Designing a 11V,550mA DC power Supply:

[TipleA]

How Can I design a power supply circuit with:

Input voltage: 100-240Vac
Output voltage: 11Vdc , 550mA
Using Full-wave Rectifier Filter and (Zener Diode circuit) Regulator in the design.
Dear Friends, What should be the Ratings of the Components ?

 

[BradtheRad]

If you are only permitted to use a full-wave rectifier, and a zener diode...

You are dropping a lot of volts, so there needs to be a robust volt-dropping resistor.

Each diode in the full-wave rectifier needs to withstand the peaks of 240 VAC. This is 340V.

When the supply is minimum (100 VAC), peaks will be 140V.

Although the zener diode may be rated 11 V for low current levels, it may also carry high current which may elevate its operating voltage higher than that.

The load calculates to be 20 ohms (11/.55).

A safety resistor is customary above the zener diode. Whatever its value, it must drop as much as 329 V while carrying more than 550 mA. Its rating will end up needing to be on the order of a few hundred watts (even though it will not be carrying that entire amount every moment).

You want the zener diode to carry some amount of current at all expected supply voltages. Maybe 25 mA minimum (5% of the load current) when the supply is 100 VAC (peaks at 140VDC). It will need to be rated 305 mW minimum.

When the supply is the maximum expected (240 VAC), a whole new round of calculations is needed.

 

[TipleA]

If you are only permitted to use a full-wave rectifier, and a zener diode...

You are dropping a lot of volts, so there needs to be a robust volt-dropping resistor.

Each diode in the full-wave rectifier needs to withstand the peaks of 240 VAC. This is 340V.

When the supply is minimum (100 VAC), peaks will be 140V.

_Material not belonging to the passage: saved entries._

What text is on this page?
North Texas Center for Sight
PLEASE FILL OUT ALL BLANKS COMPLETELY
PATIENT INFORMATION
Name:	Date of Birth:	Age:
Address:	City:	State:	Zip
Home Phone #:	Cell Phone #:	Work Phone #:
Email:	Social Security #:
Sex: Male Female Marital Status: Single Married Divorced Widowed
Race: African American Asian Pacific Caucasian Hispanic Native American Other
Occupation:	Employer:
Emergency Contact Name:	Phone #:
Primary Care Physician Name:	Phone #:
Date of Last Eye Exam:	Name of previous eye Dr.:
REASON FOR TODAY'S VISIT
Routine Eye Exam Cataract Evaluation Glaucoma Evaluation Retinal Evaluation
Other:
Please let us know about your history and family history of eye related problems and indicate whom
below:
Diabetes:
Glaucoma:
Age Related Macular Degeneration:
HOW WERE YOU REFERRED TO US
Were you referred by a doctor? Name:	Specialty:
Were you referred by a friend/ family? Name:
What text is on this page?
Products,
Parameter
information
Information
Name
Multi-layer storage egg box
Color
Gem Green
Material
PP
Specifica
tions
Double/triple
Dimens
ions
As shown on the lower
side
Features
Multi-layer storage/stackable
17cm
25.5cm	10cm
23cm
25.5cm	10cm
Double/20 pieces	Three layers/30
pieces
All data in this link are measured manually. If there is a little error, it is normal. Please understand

Although the zener diode may be rated 11 V for low current levels, it may also carry high current which may elevate its operating voltage higher than that.

The load calculates to be 20 ohms (11/.55).

A safety resistor is customary above the zener diode. Whatever its value, it must drop as much as 329 V while carrying more than 550 mA. Its rating will end up needing to be on the order of a few hundred watts (even though it will not be carrying that entire amount every moment).

You want the zener diode to carry some amount of current at all expected supply voltages. Maybe 25 mA minimum (5% of the load current) when the supply is 100 VAC (peaks at 140VDC). It will need to be rated 305 mW minimum.

When the supply is the maximum expected (240 VAC), a whole new round of calculations is needed.

Thanks For Answer, But I was in haste on that day I assumed Input supply only 240V and Modeled the Required Supply in Proteus, I am going to attach a Doc File that show some of my calculations , The only purpose is That as You are Very senior and man of Knowledge , You may Comment on my model and Add your valueable Advice!!

 

[BradtheRad]

I examined your report on the design of your power supply. You used the correct systematic approach.

I believe it will work as you intend.

Here are my observations.

1.

Regarding the transformer, are you also required to calculate its watt rating? Ampere rating?

2.

When you calculate the value of the smoothing capacitor, it would be appropriate to write out the figures you inserted in the equation, to obtain the answer 10 mF.

I agree you can use a smaller value than 10,000 uF. You prefer to use 220 uF. It would be appropriate to state what amount of ripple this gives you, in the simulation at least.

3.

You calculated the safety resistor to have a value of 2 or 3 ohms. This appears suitable for operation in most circumstances.

It will also be appropriate to calculate the amount of Watts this resistor will need to withstand.
Also to state what you recommend its watt rating should be.

4.

The same applies to the zener diode. What amount of watts must it endure? What power rating should be chosen for the zener?

5.

Notice that the lower ohm value of the safety resistor, the more current goes through it, and also through the zener diode. As a result both components will waste more power as heat. What if you were to reduce the amount of current going through them? They would not waste as much power.

How far can you carry this, so there will be a minimum of power wasted?

6.

In real life, the house voltage can vary by as much as 5%. Your power supply will probably work as you designed for normal house voltage. However if it were to drop 5%, how would this affect operation? Would the supply voltage still be regulated?

If it were to rise 5%, would any component be exposed to overmuch current?

 

[TipleA]

Yup You are very right ,I did make that mistake of Assuming Quite a high Ripple value, that is clearly against the soul of a Regulated Power Supply,
But only Theoratically ,
Paractically thanks to My Proteus work, My Simulation Ran quite good and I got The Best Results and Yes the lowest Power losses.

 

[BradtheRad]

To be able to construct a power supply to specs, will always be a useful skill.

One of the most useful, and most rewarding, projects I ever made was a dual adjustable DC supply. And much less expensive than a storebought one.